The proliferation of new software has increased the volume of data being generated, shared between systems, and analysed. This data is passed through increasingly sophisticated algorithms to deliver real-time maritime risk assessments for decision-makers. These include operational reliability and safety assessments, marine assurance and vetting related products. The information these decision-makers use to judge performance is often in the public domain, and you can be sure that you are being scored and ranked by others, in most cases, without knowing it.  

Port State Control (PSC) inspections are carried out to verify that ships engaged in international trade comply with international rules and regulations and specific national requirements. The results of these inspections are recorded by the inspecting authority using a standard format. Where serious non-compliance is discovered, the vessel is detained in port, until repaired satisfactorily before departing. These detentions, along with any deficiencies noted, are published in regional databases which are then aggregated globally and made accessible to interested parties and individuals through online portals.

PSC data is unique in the shipping industry, as it covers all major ports and trade corridors, has a long time series, and is made available to interested parties externally. For this reason, historic PSC data has become the standard most often used for benchmarking suppliers, often used in the selection process to appoint a ship manager, class society, or flag register.

The importance of PSC data has increased further with the arrival of new software fuelled by automated real time data feeds. It is now used systematically in vessel selection, vetting, finance, and chartering workflows.  This new development makes all incidents, even relatively minor ones, instantly more visible and therefore potentially more impactful.

When a vessel is detained, we naturally focus on the cost of getting the vessel released from detention. This typically includes a visit by the owner’s team, additional class survey fees, port charges and repair costs, as well as revenue lost through either off-hire or delay. These added costs are significant and depending on the ship type and size and the freight market they are typically of the order $25,000 to $75,000 before the direct costs. However, this is not the complete picture.

Commodity producers, like mines, are completely dependent on the transportation of their products by sea to their customers abroad. Ensuring safe, reliable, and incident free shipping 24/7 is therefore not only a vital part of reputation management, but also to the overall revenue earned by the company, given this is directly related to amount of cargo safely shipped to the end customer.

Those who are ultimately accountable for the performance of maritime transportation and supply chains within these large companies, seek shipping partners who can demonstrate their ability to deliver operational reliability and necessary ongoing learning to deal with incidents that do arise quickly and effectively.

In our ever information rich world, this need is no longer confined solely to the tankers and bulk carriers, subject to vetting processes. Responding quickly and professionally to incidents applies across all shipping segments. Many ship owners are not aware they are being assessed on a benchmarking platform, or if they do, which one is being used by which customer.

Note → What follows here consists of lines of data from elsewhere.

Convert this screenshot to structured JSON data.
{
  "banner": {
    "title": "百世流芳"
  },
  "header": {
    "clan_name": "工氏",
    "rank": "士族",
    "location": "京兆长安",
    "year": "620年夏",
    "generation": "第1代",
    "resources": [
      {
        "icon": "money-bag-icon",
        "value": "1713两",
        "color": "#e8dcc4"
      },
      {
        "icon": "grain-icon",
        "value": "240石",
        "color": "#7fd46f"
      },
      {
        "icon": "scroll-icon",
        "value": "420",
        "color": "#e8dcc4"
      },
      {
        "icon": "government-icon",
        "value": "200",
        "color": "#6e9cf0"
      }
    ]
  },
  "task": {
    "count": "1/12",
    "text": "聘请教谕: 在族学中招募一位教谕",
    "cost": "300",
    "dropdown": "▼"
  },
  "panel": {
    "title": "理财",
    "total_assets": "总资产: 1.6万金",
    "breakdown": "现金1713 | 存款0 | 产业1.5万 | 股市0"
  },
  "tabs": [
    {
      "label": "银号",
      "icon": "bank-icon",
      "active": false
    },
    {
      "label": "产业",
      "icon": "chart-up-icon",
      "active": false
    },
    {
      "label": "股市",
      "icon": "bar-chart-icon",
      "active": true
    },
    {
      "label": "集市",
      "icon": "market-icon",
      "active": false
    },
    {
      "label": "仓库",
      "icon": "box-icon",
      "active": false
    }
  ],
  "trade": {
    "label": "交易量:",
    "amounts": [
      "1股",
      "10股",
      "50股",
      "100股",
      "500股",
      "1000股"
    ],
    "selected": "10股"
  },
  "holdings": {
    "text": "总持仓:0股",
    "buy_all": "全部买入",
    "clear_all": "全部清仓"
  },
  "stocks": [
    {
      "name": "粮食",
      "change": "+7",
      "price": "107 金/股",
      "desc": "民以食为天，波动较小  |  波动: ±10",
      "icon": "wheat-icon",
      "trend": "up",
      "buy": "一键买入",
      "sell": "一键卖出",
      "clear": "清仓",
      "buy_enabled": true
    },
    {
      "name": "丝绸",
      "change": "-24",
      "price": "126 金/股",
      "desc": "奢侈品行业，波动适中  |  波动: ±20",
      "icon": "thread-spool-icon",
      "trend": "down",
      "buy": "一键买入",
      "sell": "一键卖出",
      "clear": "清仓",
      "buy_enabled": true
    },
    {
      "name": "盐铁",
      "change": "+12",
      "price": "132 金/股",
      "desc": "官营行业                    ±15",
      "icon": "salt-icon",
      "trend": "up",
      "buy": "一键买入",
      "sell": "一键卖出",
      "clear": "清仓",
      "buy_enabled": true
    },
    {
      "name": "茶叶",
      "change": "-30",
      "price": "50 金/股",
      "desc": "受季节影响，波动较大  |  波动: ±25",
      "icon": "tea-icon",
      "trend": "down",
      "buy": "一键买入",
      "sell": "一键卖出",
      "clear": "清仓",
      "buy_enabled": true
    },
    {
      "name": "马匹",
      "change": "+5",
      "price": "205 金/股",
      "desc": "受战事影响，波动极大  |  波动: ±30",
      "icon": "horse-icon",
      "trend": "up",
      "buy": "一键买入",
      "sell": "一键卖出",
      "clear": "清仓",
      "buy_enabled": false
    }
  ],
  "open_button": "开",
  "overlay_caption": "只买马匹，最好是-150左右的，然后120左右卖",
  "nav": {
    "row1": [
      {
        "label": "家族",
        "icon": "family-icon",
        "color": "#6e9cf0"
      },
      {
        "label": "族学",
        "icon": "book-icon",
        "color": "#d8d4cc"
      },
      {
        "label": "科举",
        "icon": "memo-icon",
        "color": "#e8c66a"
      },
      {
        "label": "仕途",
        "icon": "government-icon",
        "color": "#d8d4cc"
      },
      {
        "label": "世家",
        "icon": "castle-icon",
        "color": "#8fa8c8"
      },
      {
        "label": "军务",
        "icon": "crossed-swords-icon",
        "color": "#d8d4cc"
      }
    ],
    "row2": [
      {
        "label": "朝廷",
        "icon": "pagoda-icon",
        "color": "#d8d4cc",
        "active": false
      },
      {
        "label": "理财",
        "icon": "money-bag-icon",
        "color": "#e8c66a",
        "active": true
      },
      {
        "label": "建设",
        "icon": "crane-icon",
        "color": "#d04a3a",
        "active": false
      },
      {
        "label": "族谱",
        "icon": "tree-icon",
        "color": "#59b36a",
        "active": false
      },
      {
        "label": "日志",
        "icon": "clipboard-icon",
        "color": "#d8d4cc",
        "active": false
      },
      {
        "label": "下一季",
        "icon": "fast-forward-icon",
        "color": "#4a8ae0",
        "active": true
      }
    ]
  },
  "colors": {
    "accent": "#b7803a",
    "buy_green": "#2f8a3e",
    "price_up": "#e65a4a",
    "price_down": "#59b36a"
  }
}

The decision on which ship or owner to avoid or hire, may no longer be taken solely by the commercial charterer of the ship. The end user of the cargo or product, armed with analytics tools and charts, is now having a larger say in the decision. Given there is no commercial agreement between them, and therefore no line of sight, the first an owner hears about this is normally when the vessel charter is not renewed, or the vessel is rejected for business.

Ship operators who are more aware of how the landscape is changing through new software platforms and the importance of what their data trail says about them, are better placed to position themselves as preferred suppliers. Demonstrating your ongoing operational performance, including how you follow up on incidents, even minor ones, holds a much greater value going forward, especially when you remember that the data produced will be accessible forever.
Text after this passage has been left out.